Washington, DC, U.S.A. — (METERING.COM) — February 16, 2012 – A smart grid energy innovation hub, or a number of regional hubs, is proposed for establishment in the United States during 2013, with initial funding of $20 million.
The proposed Electricity Systems Hub, which is outlined in the Department of Energy’s FY 2013 Congressional Budget Request, will address the critical issues and barriers associated with integrating, coordinating, and facilitating the numerous changes that are happening on the distribution and transmission systems.
One critical segment of the grid that has not been sufficiently addressed is the “seam” between transmission and distribution which is physically manifested as distribution substations. The main focus of the Electricity Systems Hub will be this nexus of power flows, information flows, markets, and regulations.

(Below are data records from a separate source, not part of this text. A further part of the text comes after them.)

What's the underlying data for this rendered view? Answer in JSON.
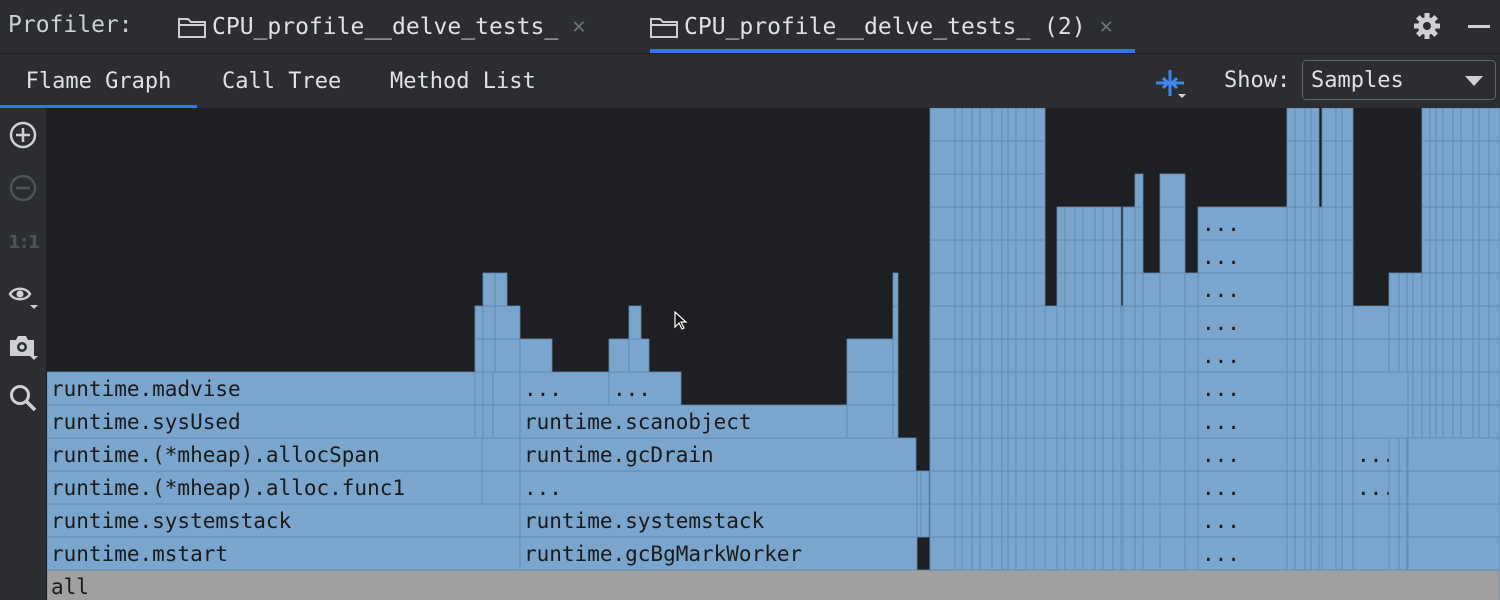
{
  "header": {
    "profiler_label": "Profiler:",
    "tabs": [
      {
        "label": "CPU_profile__delve_tests_",
        "active": false
      },
      {
        "label": "CPU_profile__delve_tests_ (2)",
        "active": true
      }
    ],
    "close_glyph": "✕"
  },
  "view_tabs": [
    {
      "label": "Flame Graph",
      "active": true
    },
    {
      "label": "Call Tree",
      "active": false
    },
    {
      "label": "Method List",
      "active": false
    }
  ],
  "show": {
    "label": "Show:",
    "value": "Samples"
  },
  "sidebar": {
    "icons": [
      "zoom-in-icon",
      "zoom-out-icon",
      "actual-size-icon",
      "eye-icon",
      "camera-icon",
      "search-icon"
    ],
    "actual_size_text": "1:1"
  },
  "flame_graph": {
    "frames": [
      {
        "label": "all"
      },
      {
        "label": "runtime.mstart"
      },
      {
        "label": "runtime.systemstack"
      },
      {
        "label": "runtime.(*mheap).alloc.func1"
      },
      {
        "label": "runtime.(*mheap).allocSpan"
      },
      {
        "label": "runtime.sysUsed"
      },
      {
        "label": "runtime.madvise"
      },
      {
        "label": "runtime.gcBgMarkWorker"
      },
      {
        "label": "runtime.systemstack"
      },
      {
        "label": "..."
      },
      {
        "label": "runtime.gcDrain"
      },
      {
        "label": "runtime.scanobject"
      },
      {
        "label": "..."
      }
    ]
  },
  "colors": {
    "frame": "#7aa5cc",
    "frame_border": "#5e88ad",
    "root": "#a0a0a0",
    "background": "#1e1f22",
    "accent": "#3574f0"
  }
}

Potential research topics include advanced devices, components, software, and systems that will provide the future power grid with the ability to expand its capability, to sense its own conditions, and to reconfigure as necessary to achieve resiliency. Solutions that enable safe two way power flows, securely integrate information technology with power controls, and optimize operational paradigms will be emphasized. Exploration of utility business models, improved system understanding, and the cultivation of multidisciplinary thought leaders can help establish an electricity services economy. Additionally, policy and market analyses can help reduce barriers to innovation and system transformation.

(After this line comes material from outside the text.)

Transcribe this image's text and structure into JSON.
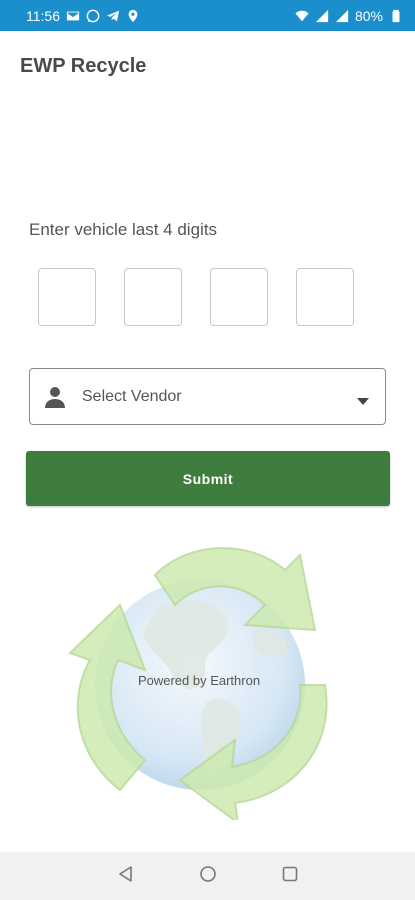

The DOE will have an oversight role in the Hub. As grid integration is a regional and local issue, with wide heterogeneity around the nation, a single hub may not be as effective given the diversity of issues (e.g. technology, market, institutional), and two to three regional hubs may be supported to address broad grid challenges.

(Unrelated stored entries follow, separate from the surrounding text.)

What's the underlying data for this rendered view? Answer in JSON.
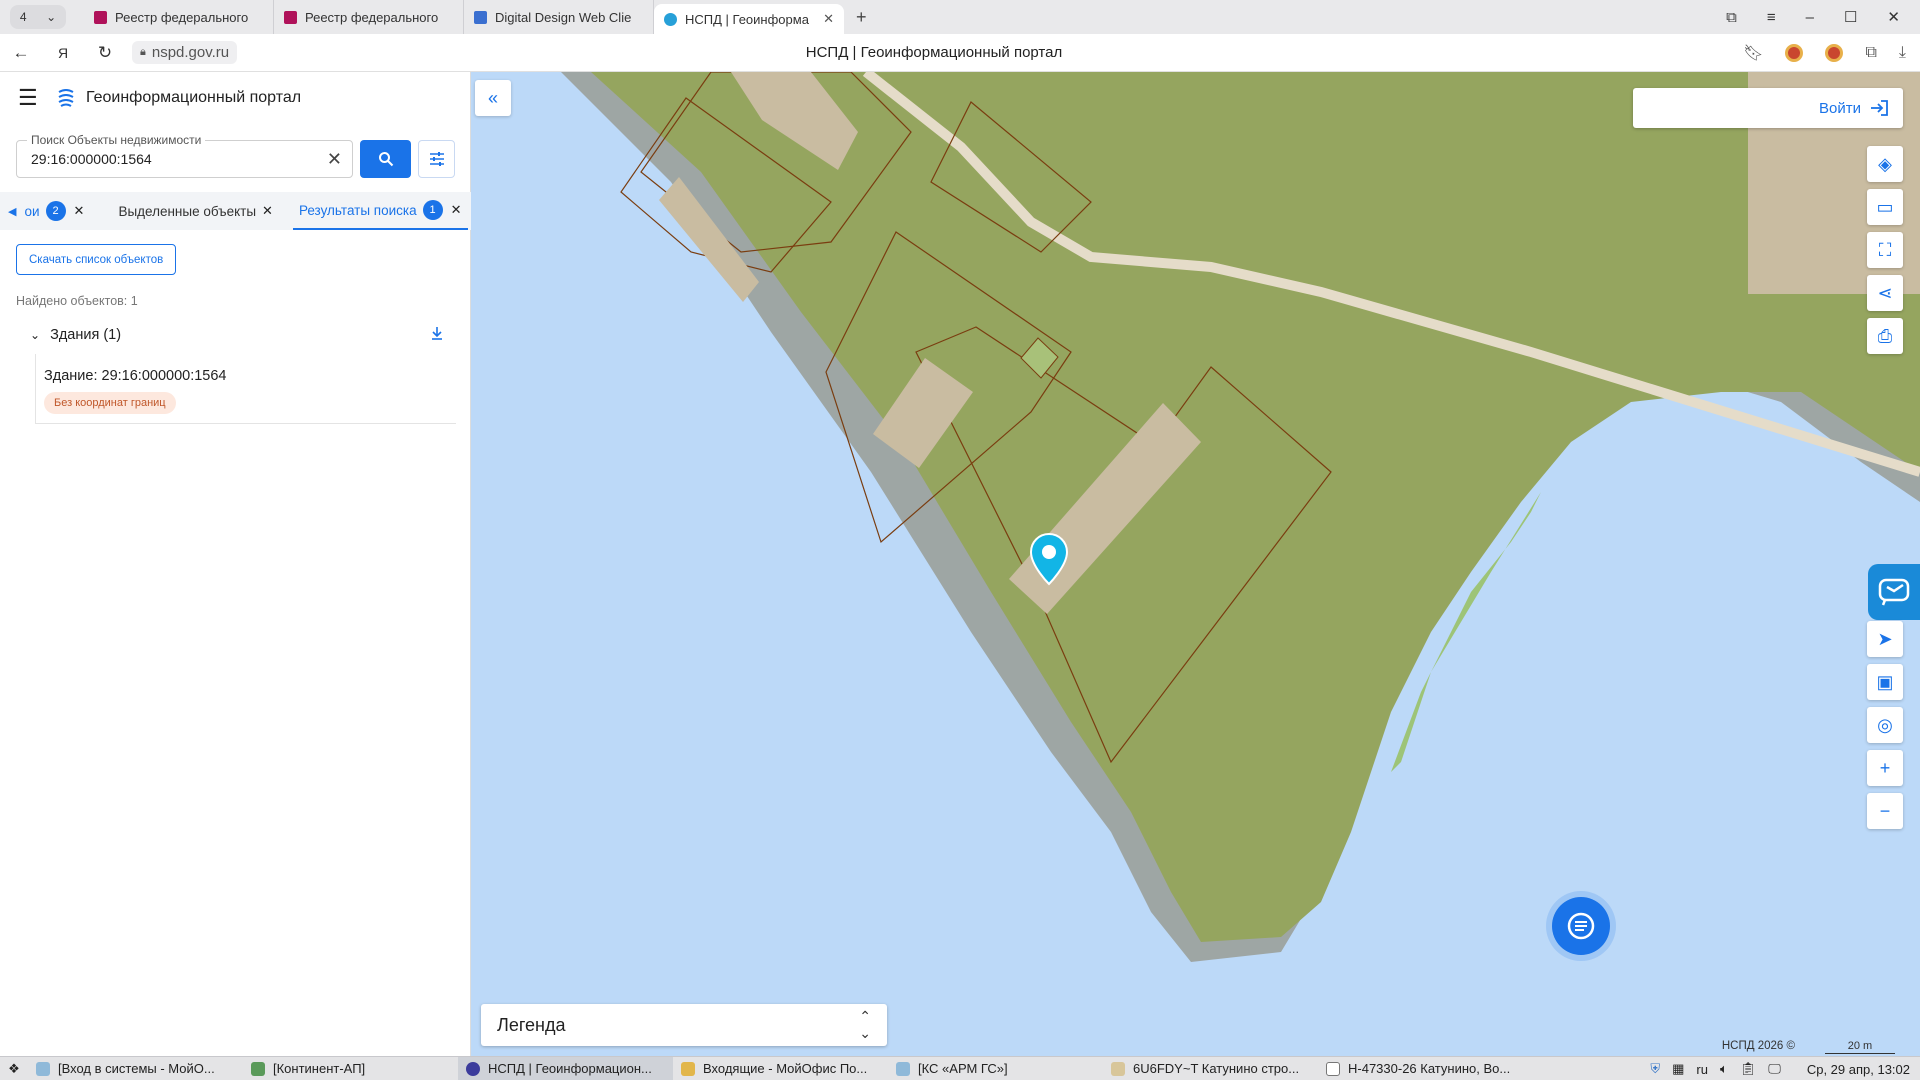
{
  "browser": {
    "tab_count": "4",
    "tabs": [
      {
        "title": "Реестр федерального",
        "active": false
      },
      {
        "title": "Реестр федерального",
        "active": false
      },
      {
        "title": "Digital Design Web Clie",
        "active": false
      },
      {
        "title": "НСПД | Геоинформа",
        "active": true
      }
    ],
    "url": "nspd.gov.ru",
    "page_title": "НСПД | Геоинформационный портал"
  },
  "panel": {
    "portal_title": "Геоинформационный портал",
    "search": {
      "label": "Поиск Объекты недвижимости",
      "value": "29:16:000000:1564"
    },
    "tabs": [
      {
        "label": "ои",
        "badge": "2"
      },
      {
        "label": "Выделенные объекты",
        "badge": ""
      },
      {
        "label": "Результаты поиска",
        "badge": "1"
      }
    ],
    "download_list_label": "Скачать список объектов",
    "found_text": "Найдено объектов: 1",
    "group_label": "Здания (1)",
    "result": {
      "title": "Здание: 29:16:000000:1564",
      "badge": "Без координат границ"
    }
  },
  "map": {
    "login_label": "Войти",
    "legend_label": "Легенда",
    "copyright": "НСПД 2026 ©",
    "scale_label": "20 m",
    "colors": {
      "water": "#bcd9f8",
      "land": "#95a55f",
      "shore": "#9ea6a4",
      "building": "#c9bca1",
      "parcel_border": "#7a3d10",
      "accent": "#1a73e8"
    }
  },
  "taskbar": {
    "items": [
      {
        "label": "[Вход в системы - МойО..."
      },
      {
        "label": "[Континент-АП]"
      },
      {
        "label": "НСПД | Геоинформацион..."
      },
      {
        "label": "Входящие - МойОфис По..."
      },
      {
        "label": "[КС «АРМ ГС»]"
      },
      {
        "label": "6U6FDY~T Катунино стро..."
      },
      {
        "label": "Н-47330-26 Катунино, Во..."
      }
    ],
    "lang": "ru",
    "clock": "Ср, 29 апр, 13:02"
  }
}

The Hub approach is aimed to bring together a broad, multidisciplinary group of experts covering applied science, technology, economics, and policy to accelerate the development and commercialization of key technologies. Three such hubs have been established since 2010, with a fourth, focusing on advanced batteries and energy storage, to be launched this year.
Other elements of the 2013 Budget Request include a reduction in funding for smart grid research and development of $5.4 million from $19.3 million during the current year to $14 million in 2013. This in due to reduced funding for microgrid research, and scaled back research into smart charging of electric vehicles, integration of distributed energy resources and standards development, and communication and control technologies.
The DOE also will cease funding power electronics ($3.9 million in FY 2012). This is due to a shift in emphasis from applied research in power electronics for grid-scale applications to focus on current device compositions and foundational research carried out by ARPA-E and the Office of Science.